Rima attended school as a child, but the lessons never stuck. “I went to school, but I didn’t like it,’ admits the 33 year-old from Homs. As a result, she never learned to read or write. Initially her illiteracy wasn’t much of an issue. But when her father passed away three years ago, she needed to find work and provide for herself and her family. “I was trying, knocking on doors, but everybody said I needed to be able to read and write,” she explains. With these rejections in hand Rima made a big decision: she would learn how to read. That was eighteen months ago.
She decided to attend a literacy class for adults offered an UNRWA Community Based Centre (CBC) in Homs. “It wasn’t easy,” Rima admits. For starters, it was hard to find a quiet place to study. Her family was forced to leave their spacious home in the old city of Homs because of the conflict. Now Rima lives in a crammed apartment with her mother and two brothers. The rewards of this endeavor have been bigger than she could have imagined. At the end of her six-month course, she bought herself a smart phone as a reward. “I could read the instructions!” she exclaims proudly. “Now I use it to write messages on Whatsapp and Facebook.”
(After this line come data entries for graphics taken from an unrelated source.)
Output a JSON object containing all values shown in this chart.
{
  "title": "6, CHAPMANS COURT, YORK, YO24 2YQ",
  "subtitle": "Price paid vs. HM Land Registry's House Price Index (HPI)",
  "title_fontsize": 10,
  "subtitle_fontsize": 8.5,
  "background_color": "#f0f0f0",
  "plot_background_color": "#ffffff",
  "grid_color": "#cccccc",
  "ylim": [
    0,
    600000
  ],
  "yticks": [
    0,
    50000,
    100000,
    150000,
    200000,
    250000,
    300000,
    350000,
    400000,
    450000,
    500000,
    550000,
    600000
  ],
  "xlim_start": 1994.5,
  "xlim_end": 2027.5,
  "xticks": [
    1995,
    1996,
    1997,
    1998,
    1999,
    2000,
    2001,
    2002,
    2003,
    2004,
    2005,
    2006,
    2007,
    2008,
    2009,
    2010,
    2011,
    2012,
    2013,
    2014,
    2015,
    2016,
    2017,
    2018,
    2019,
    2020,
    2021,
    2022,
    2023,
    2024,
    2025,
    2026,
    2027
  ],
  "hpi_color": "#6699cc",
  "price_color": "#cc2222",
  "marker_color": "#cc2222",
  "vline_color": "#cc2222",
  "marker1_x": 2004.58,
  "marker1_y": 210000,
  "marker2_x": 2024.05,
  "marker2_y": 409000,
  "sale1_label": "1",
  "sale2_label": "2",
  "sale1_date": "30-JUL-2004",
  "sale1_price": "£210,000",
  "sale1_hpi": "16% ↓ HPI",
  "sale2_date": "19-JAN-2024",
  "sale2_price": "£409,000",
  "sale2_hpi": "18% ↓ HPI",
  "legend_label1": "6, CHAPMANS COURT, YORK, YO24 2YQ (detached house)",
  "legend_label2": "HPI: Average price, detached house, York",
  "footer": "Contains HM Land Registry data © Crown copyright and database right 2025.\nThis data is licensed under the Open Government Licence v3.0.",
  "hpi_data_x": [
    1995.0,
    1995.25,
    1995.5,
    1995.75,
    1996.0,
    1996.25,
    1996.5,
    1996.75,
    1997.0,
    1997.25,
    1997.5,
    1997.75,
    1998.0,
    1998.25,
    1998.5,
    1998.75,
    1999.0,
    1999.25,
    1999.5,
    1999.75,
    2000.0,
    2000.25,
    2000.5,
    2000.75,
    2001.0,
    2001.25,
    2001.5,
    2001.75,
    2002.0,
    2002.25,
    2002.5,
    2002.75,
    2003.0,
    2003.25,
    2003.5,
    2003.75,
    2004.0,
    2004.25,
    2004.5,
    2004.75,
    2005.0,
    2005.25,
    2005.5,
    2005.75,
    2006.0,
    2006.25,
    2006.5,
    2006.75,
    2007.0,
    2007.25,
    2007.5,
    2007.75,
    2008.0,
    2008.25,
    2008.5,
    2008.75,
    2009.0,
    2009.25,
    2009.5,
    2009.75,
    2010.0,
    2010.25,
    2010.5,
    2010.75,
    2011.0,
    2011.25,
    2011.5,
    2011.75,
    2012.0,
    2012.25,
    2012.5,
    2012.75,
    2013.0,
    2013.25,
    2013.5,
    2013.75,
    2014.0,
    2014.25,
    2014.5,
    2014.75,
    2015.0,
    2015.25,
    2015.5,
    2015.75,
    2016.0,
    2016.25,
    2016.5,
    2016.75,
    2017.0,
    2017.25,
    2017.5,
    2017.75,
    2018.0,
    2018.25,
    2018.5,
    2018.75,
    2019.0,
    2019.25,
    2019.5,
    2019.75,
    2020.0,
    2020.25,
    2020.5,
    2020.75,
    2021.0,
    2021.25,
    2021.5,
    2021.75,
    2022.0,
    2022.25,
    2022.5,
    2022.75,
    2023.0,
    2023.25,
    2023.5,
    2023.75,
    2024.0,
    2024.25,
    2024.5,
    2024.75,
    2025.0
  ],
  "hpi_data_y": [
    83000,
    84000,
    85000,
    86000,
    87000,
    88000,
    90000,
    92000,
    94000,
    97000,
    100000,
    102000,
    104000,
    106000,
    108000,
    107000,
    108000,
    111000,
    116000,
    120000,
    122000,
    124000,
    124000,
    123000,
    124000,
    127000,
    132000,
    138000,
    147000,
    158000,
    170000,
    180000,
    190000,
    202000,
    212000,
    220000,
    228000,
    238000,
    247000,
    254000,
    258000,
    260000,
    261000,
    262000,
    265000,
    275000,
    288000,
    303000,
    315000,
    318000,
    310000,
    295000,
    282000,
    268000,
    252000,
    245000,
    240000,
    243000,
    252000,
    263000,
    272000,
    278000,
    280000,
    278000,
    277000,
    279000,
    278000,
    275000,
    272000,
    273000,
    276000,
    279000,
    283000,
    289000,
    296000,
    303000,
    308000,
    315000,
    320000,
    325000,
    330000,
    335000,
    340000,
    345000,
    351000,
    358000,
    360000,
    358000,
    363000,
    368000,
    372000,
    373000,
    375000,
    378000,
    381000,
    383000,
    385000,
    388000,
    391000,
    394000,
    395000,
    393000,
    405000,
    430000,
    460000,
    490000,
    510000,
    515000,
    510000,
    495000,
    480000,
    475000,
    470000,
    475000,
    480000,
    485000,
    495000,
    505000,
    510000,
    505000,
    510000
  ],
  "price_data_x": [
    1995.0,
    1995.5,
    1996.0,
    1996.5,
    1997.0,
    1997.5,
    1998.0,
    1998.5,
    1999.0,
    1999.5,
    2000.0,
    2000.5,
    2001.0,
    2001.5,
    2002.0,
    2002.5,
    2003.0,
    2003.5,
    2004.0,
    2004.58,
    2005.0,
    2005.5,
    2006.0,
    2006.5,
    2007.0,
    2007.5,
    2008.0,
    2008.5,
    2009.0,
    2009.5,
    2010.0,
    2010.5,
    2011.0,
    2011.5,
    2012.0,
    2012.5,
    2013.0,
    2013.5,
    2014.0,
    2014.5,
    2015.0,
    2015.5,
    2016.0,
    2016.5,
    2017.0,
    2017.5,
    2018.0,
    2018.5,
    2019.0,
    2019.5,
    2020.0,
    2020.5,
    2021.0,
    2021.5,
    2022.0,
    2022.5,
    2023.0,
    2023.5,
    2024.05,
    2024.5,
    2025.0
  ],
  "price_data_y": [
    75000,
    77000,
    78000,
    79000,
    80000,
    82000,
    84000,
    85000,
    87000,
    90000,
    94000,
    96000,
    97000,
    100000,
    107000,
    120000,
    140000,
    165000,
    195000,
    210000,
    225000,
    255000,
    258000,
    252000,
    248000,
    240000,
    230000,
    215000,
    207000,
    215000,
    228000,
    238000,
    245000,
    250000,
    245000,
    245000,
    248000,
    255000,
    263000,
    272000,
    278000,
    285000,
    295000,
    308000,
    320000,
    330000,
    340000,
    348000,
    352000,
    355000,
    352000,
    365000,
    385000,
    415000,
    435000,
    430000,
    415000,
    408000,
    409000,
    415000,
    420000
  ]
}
In addition to the practical difference literacy has made in her life, she has discovered the comfort that literary heroes can provide. During the course she read the story of Khawlah bint al-Azwa, a famous Arab warrior. “I was so happy when I read that story. She is an example of how to face life and how to overcome difficult circumstances.” Rima has yet to find a job, but is undeterred and has big dreams for the future. She is continuing her studies and looking to pass her 3rd grade exam, as well as studying to be a hair dresser. Next, she plans to learn a foreign language. “I would like to learn English,” she says.
Rima is just one of the many success stories from the UNRWA community centre in Homs. The centre’s one hundred and fifty member volunteer staff train up to 5,000 people a year in subjects ranging from hairdressing to accounting, in addition to the literacy classes that changed Rima’s life.
Like many of his generation, Zahir, an 18 year-old from Homs, dropped out of school after being displaced by the conflict. “I was in the sixth grade when my house in the old city of Homs was destroyed, and my school certificate was destroyed with it. When I was displaced to Homs camp, I tried to enroll in school. But without this documentation, I couldn’t.”
The violence also destroyed his father’s furniture store; the family’s main source of income. Keen to support his family, Zahir found himself a job hawking second hand clothes. But he dreamt of returning to school. “When I saw kids with their backpacks, going to school, to study, I was jealous,” he remembers.
Last year, he too signed up for classes at the Homs CBC. It was tough. He attended class and studied early in the morning, and would then work a full day afterwards. “It was a challenge, but I want to be an active man. I want to serve society,” he says, looking back. His biggest dream is to return to his father’s business, furniture selling, and maybe even reopen the old shop. Since he can now read and write, he will be able to keep track of the all aspects of business from bookkeeping to advertising.
At the same time, he yearns to keep learning. He longs to one day attend university, and be trained to become a teacher, so he can motivate others to keep learning. “The first time I could easily read the signs on the street, the names of doctor’s offices, of law office and restaurants, that was a great feeling!” he says.